L'article additionnel 22 bis encadre les dispositions qui s'appliquent aux armateurs et entreprises de travail maritime en matière de protection des gens de mer, s'agissant des obligations de rapatriement. Il autorise également les plaisanciers à recruter des gens de mer qualifiés via des services spécialisés - aux conditions sociales du premier registre. On évitera ainsi le développement du travail illégal dans ce secteur. Enfin, il supprime la procédure d'agrément des entreprises de travail maritime, rendue inutile par leur inscription sur le Registre national des services de placement des gens de mer.

L'article 49 prévoit que les opérations de cession des participations de l'État dans des sociétés exploitantes d'autoroutes ou d'aéroports devront être systématiquement autorisées par une loi. Je suis pleinement satisfait de ces enrichissements apportés par l'Assemblée nationale.

L'article 51 intègre les dispositions concernant la règle d'or de SNCF Réseau, prévue dans la loi de réforme ferroviaire. L'évaluation des investissements de développement du réseau ferré national se fera par un ratio, dont la valeur fixée par décret correspondra au rapport entre la dette financière nette et la marge opérationnelle de SNCF Réseau. En cas de dépassement du ratio, les projets seront financés par l'État, les collectivités territoriales ou tout autre demandeur, afin d'éviter de creuser un déficit sur les comptes de SNCF Réseau.
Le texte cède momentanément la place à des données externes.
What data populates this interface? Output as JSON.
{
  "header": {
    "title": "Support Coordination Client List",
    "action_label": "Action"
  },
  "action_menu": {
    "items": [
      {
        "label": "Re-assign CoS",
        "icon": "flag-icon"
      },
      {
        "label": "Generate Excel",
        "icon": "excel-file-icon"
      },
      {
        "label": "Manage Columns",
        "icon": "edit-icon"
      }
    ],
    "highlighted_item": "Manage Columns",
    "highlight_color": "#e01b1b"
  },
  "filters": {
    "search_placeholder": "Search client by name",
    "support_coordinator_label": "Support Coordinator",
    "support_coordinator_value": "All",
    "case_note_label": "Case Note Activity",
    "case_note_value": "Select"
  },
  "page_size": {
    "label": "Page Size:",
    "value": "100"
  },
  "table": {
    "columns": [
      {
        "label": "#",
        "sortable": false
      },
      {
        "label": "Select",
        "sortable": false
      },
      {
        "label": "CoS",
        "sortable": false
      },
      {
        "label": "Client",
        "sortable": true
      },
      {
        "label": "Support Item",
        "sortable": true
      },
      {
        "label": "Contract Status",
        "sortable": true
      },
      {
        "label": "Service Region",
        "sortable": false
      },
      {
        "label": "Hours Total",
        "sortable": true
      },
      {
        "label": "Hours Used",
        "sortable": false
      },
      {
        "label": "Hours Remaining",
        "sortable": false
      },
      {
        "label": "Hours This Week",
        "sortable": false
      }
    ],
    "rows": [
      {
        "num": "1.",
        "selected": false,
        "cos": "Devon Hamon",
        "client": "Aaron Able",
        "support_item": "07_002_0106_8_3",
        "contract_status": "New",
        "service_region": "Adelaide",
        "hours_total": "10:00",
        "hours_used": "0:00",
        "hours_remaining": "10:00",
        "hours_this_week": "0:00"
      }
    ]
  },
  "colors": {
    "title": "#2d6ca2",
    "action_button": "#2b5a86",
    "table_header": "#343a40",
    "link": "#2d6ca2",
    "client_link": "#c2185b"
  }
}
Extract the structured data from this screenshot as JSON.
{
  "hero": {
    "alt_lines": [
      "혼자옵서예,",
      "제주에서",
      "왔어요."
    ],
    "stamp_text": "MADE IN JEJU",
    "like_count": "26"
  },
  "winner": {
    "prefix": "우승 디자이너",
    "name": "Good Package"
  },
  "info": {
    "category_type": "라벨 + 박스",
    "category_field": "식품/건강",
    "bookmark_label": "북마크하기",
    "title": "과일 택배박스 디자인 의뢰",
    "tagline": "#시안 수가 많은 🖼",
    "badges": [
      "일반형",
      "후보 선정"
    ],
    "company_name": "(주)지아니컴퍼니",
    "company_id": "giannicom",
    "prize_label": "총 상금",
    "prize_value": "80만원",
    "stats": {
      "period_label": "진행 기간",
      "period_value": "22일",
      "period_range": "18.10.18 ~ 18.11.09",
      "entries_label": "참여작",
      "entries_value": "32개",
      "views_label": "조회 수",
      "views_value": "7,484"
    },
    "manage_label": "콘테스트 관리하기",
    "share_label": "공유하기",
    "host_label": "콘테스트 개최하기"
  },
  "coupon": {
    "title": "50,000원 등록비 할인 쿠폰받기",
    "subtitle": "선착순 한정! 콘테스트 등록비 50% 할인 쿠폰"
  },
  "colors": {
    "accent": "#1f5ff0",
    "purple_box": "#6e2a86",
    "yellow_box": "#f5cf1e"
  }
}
Le titre III comporte un article 96 bis qui répond à un objectif prioritaire du Gouvernement : la lutte contre le dumping social. Il reprend pour cela certaines dispositions de la loi du 10 juillet 2014, en les adaptant au secteur du transport : obligation de déclaration de détachement à l'inspection du travail, désignation d'un représentant de l'employeur sur le territoire national pour tenir compte des spécificités d'emploi des salariés roulants ou navigants. Une autre disposition de l'article 96 bis assimile le destinataire du contrat de transport au donneur d'ordre pour l'application des règles issues de la loi du 10 juillet 2014. En effet, dans le cas où le donneur d'ordre est établi à l'étranger, il faut que l'agent de contrôle puisse avoir un interlocuteur en France. Ce dispositif contribuera à éviter la concurrence déloyale tout en favorisant une meilleure effectivité du droit concernant le détachement. Les partenaires sociaux s'y montrent favorables.

Enfin, les articles 97 bis et ter comprennent des dispositions visant à mieux réguler le transport fluvial. Elles ont été élaborées en étroite concertation avec les professionnels concernés. D'une part, le contrat de transport de marchandises par voie fluviale conclu entre les parties doit faire l'objet d'une confirmation approuvée du transporteur et de son co-contractant. D'autre part la location transfrontalière est interdite pour le transport fluvial de marchandises.

Le projet de loi vise au total à moderniser l'ensemble du secteur des transports. Le Gouvernement sera attentif aux améliorations que le Sénat souhaitera apporter, dès lors qu'elles s'inscriront dans l'objectif partagé de la croissance et de l'emploi.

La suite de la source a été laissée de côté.